En l’espèce, une société a fait l’objet d’une opération de fusion absorption. La société et les syndicats représentatifs signent un accord d’entreprise prévoyant les conditions de rémunération du travail de nuit, de dimanche et des jours fériés, issues des divers accords antérieurs à la fusion. Les salariés saisissent la juridiction prud’homale, soulevant le problème d’inégalité de traitement.

 

Le premier juge et la Cour d’appel accèdent à leur demande au motif que « l’accord d’entreprise « suite à fusion » motive le maintien des anciens accords par la volonté de la direction.. », qu’ « aucun nouvel accord d’établissement n’ayant été conclu concernant l’établissement concerné postérieurement à la fusion absorption d’une société distincte, de sorte que les anciens accords ne s’appliquaient qu’aux salariés transférés » et que « si le site en question est géré au niveau du groupe comme un établissement distincten maintenant les anciens accords, avant fusion, à l’ensemble des salariés travaillant sur le nouvel établissement », l’employeur a créé une disparité de traitement entre salariés et doit la réparer.

 

La Cour de cassation n’est pas de même avis.
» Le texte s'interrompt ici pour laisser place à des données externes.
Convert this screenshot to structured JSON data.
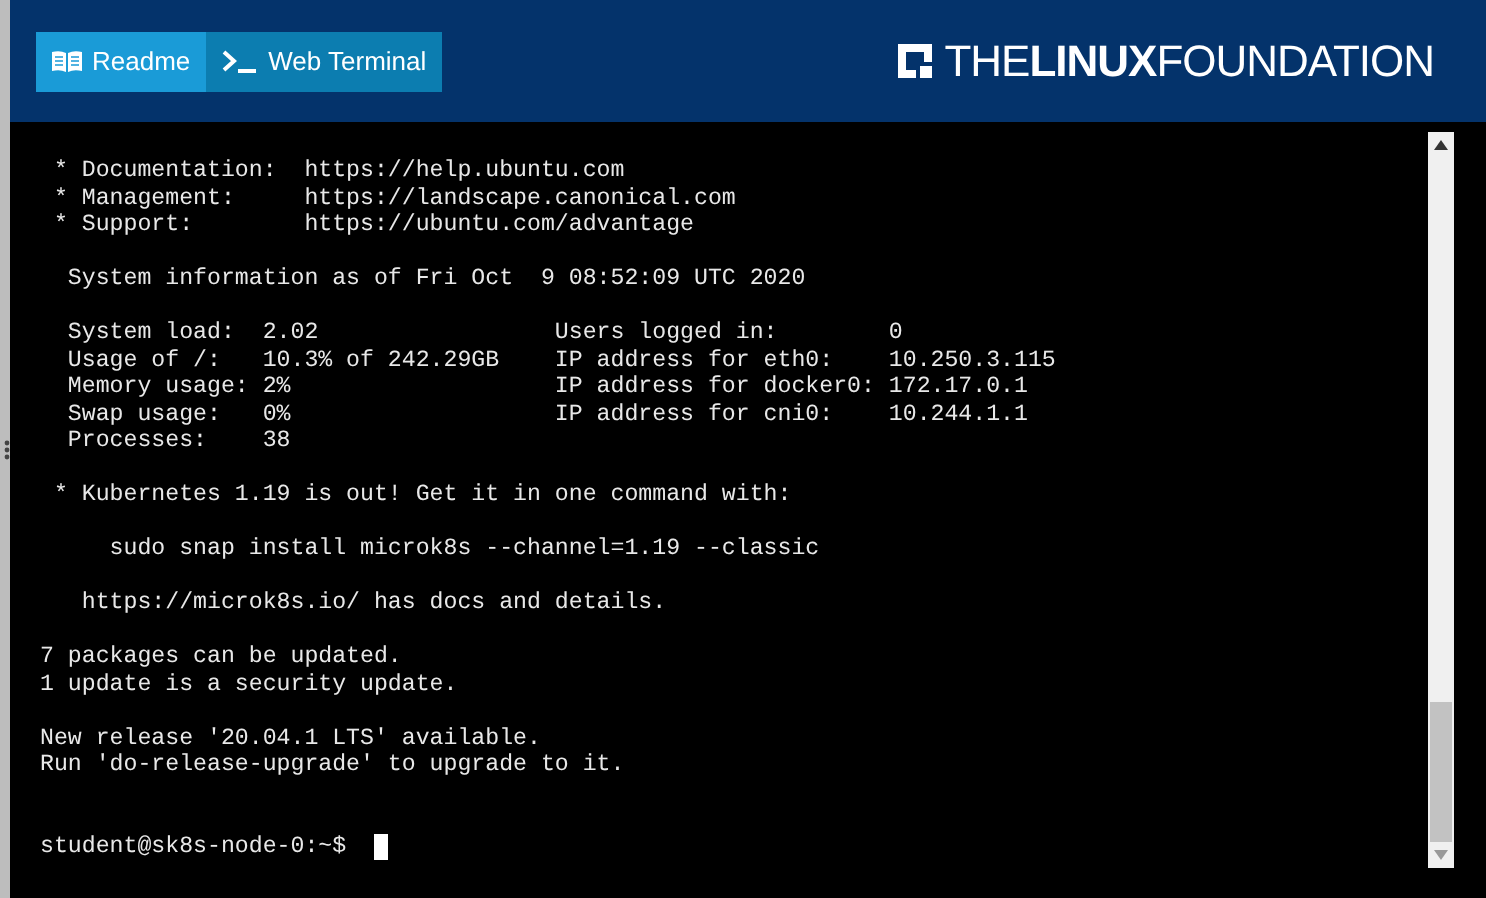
{
  "tabs": [
    {
      "label": "Readme",
      "selected": true
    },
    {
      "label": "Web Terminal",
      "selected": false
    }
  ],
  "logo": {
    "text": "THE**LINUX**FOUNDATION"
  },
  "terminal": {
    "blocks": [
      [
        " * Documentation:  https://help.ubuntu.com",
        " * Management:     https://landscape.canonical.com",
        " * Support:        https://ubuntu.com/advantage"
      ],
      [
        "  System information as of Fri Oct  9 08:52:09 UTC 2020"
      ],
      [
        "  System load:  2.02                 Users logged in:        0",
        "  Usage of /:   10.3% of 242.29GB    IP address for eth0:    10.250.3.115",
        "  Memory usage: 2%                   IP address for docker0: 172.17.0.1",
        "  Swap usage:   0%                   IP address for cni0:    10.244.1.1",
        "  Processes:    38"
      ],
      [
        " * Kubernetes 1.19 is out! Get it in one command with:"
      ],
      [
        "     sudo snap install microk8s --channel=1.19 --classic"
      ],
      [
        "   https://microk8s.io/ has docs and details."
      ],
      [
        "7 packages can be updated.",
        "1 update is a security update."
      ],
      [
        "New release '20.04.1 LTS' available.",
        "Run 'do-release-upgrade' to upgrade to it."
      ]
    ],
    "prompt": "student@sk8s-node-0:~$ "
  }
}
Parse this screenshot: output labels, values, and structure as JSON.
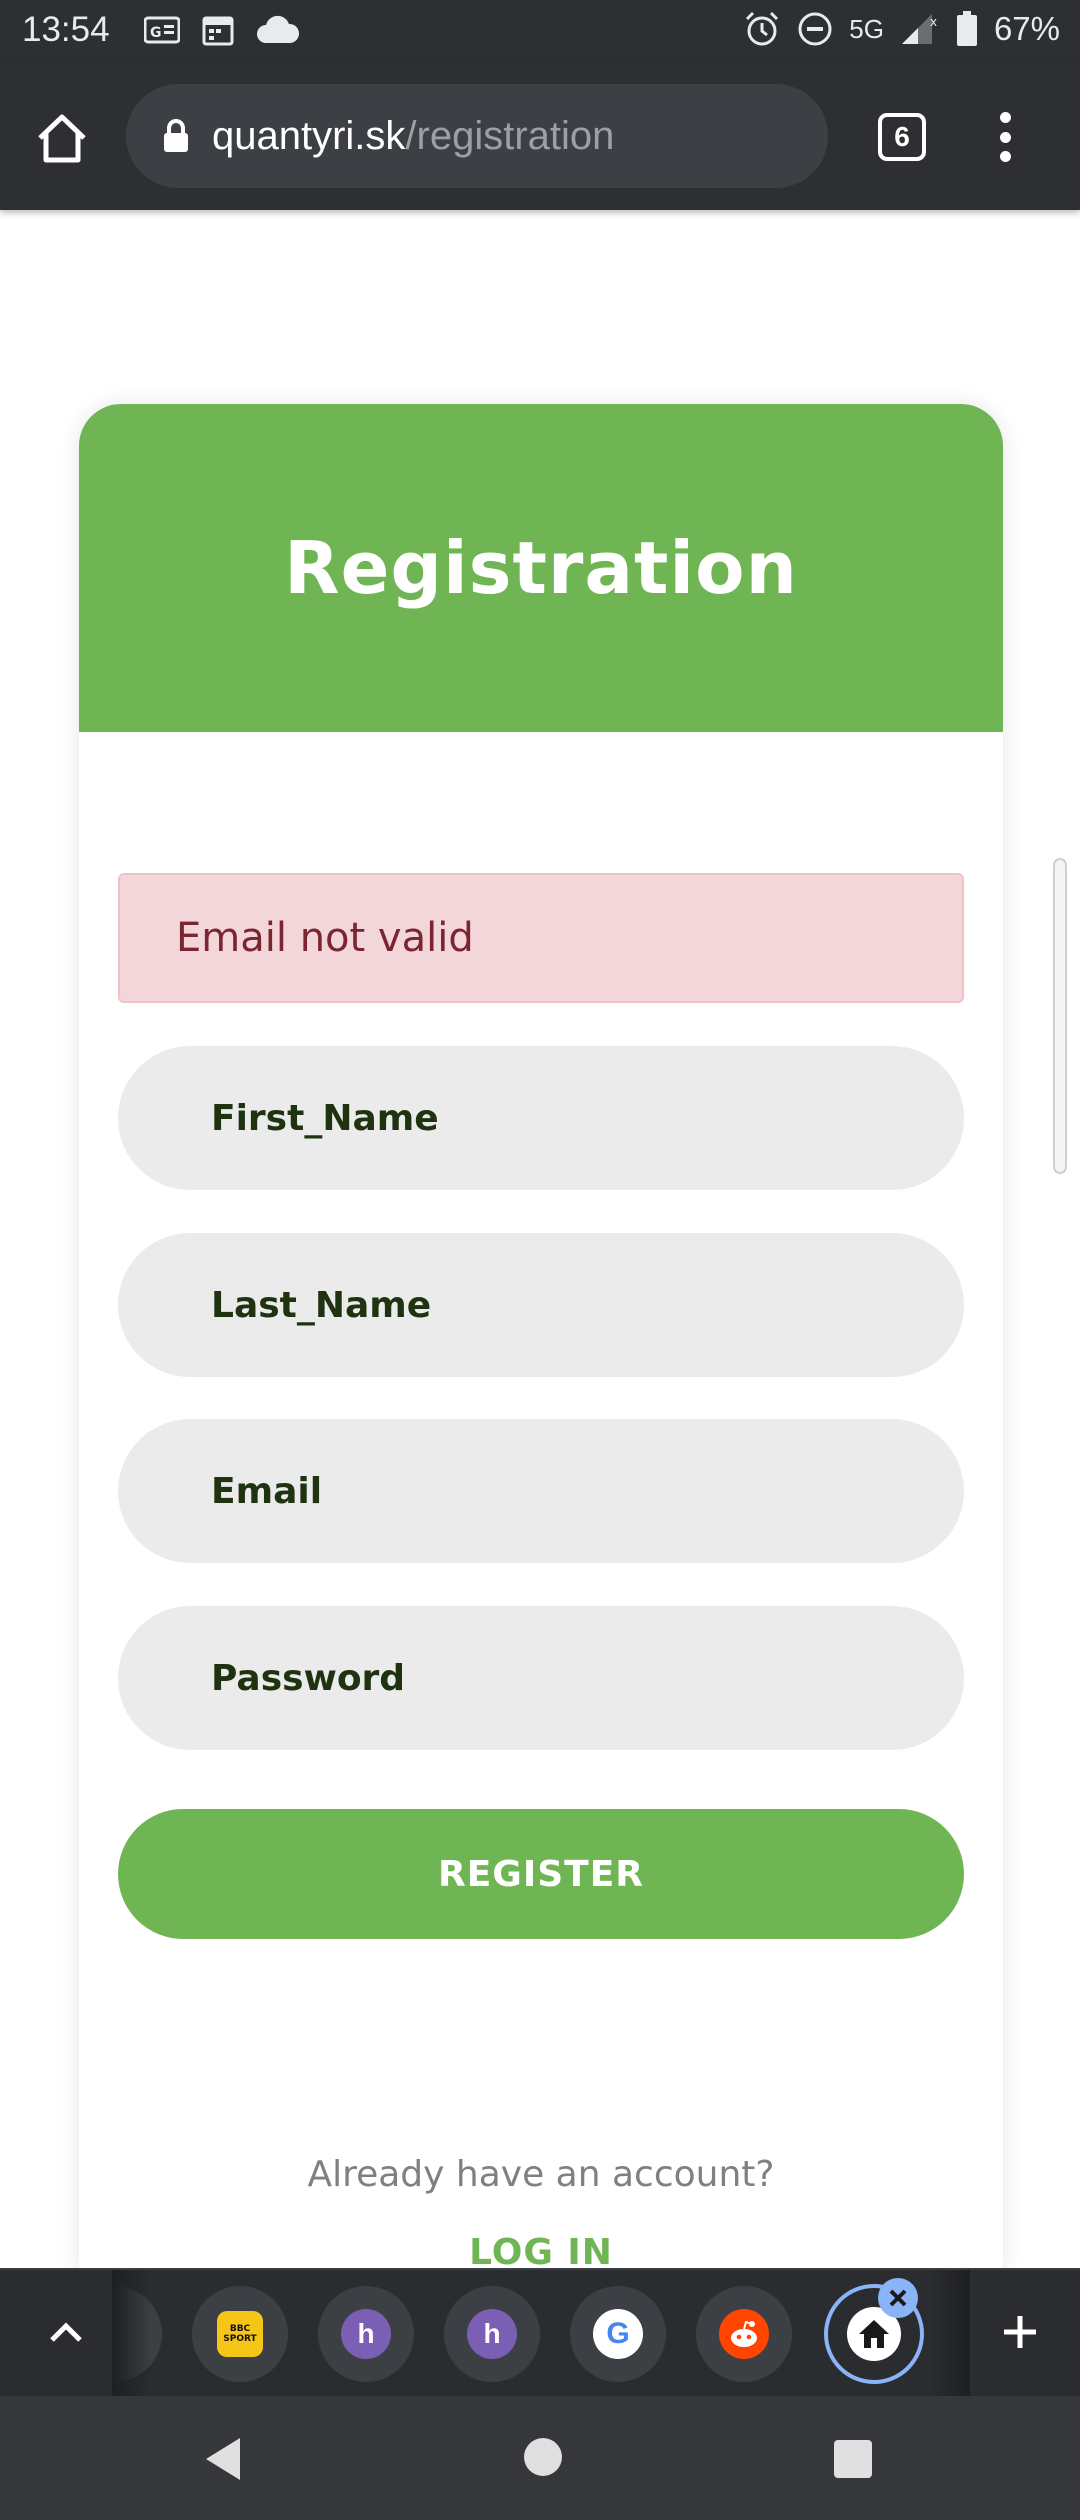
{
  "status_bar": {
    "time": "13:54",
    "network": "5G",
    "battery": "67%",
    "left_icons": [
      "news-icon",
      "calendar-icon",
      "cloud-icon"
    ],
    "right_icons": [
      "alarm-icon",
      "do-not-disturb-icon",
      "signal-icon",
      "battery-icon"
    ]
  },
  "browser": {
    "url_host": "quantyri.sk",
    "url_path": "/registration",
    "tab_count": "6"
  },
  "page": {
    "title": "Registration",
    "alert": "Email not valid",
    "fields": {
      "first_name": "First_Name",
      "last_name": "Last_Name",
      "email": "Email",
      "password": "Password"
    },
    "register_label": "REGISTER",
    "login_prompt": "Already have an account?",
    "login_label": "LOG IN"
  },
  "tab_strip": {
    "tabs": [
      {
        "name": "partial-tab"
      },
      {
        "name": "bbc-sport",
        "label_top": "BBC",
        "label_bottom": "SPORT"
      },
      {
        "name": "heroku",
        "glyph": "h"
      },
      {
        "name": "heroku",
        "glyph": "h"
      },
      {
        "name": "google",
        "glyph": "G"
      },
      {
        "name": "reddit"
      },
      {
        "name": "home",
        "active": true
      }
    ]
  },
  "colors": {
    "brand_green": "#6fb553",
    "alert_bg": "#f3d6d9",
    "alert_text": "#7a2530",
    "chrome_dark": "#2d2f33"
  }
}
Elle casse l’arrêt de la cour d’appel en validant la différence de traitement entre les salariés des établissements distincts. (Cass. Soc., 04 octobre 2017, n°16-17.517 et X 16-17.518). 

 

Cette différence de traitement entre les salariés admis par le juge démontre que le salaire doit être individualisé et que les différents établissements peuvent pratiquer des avantages et salaires différents, à des conditions de les prévoir dans un accord collectif d’entreprise et de démontrer que ces différences reposent sur des raisons objectives. En cas de contentieux, la charge de preuve pèse sur le salarié. Comme c’est souvent le cas dans les contentieux prud’homaux, la preuve d’inégalité de traitement est entre les mains de l’employeur, il convient de demander au juge d’en ordonner la production.

 

 

Source : Cass. Soc., 04 octobre 2017, n°16-17.517 et 16-17.518.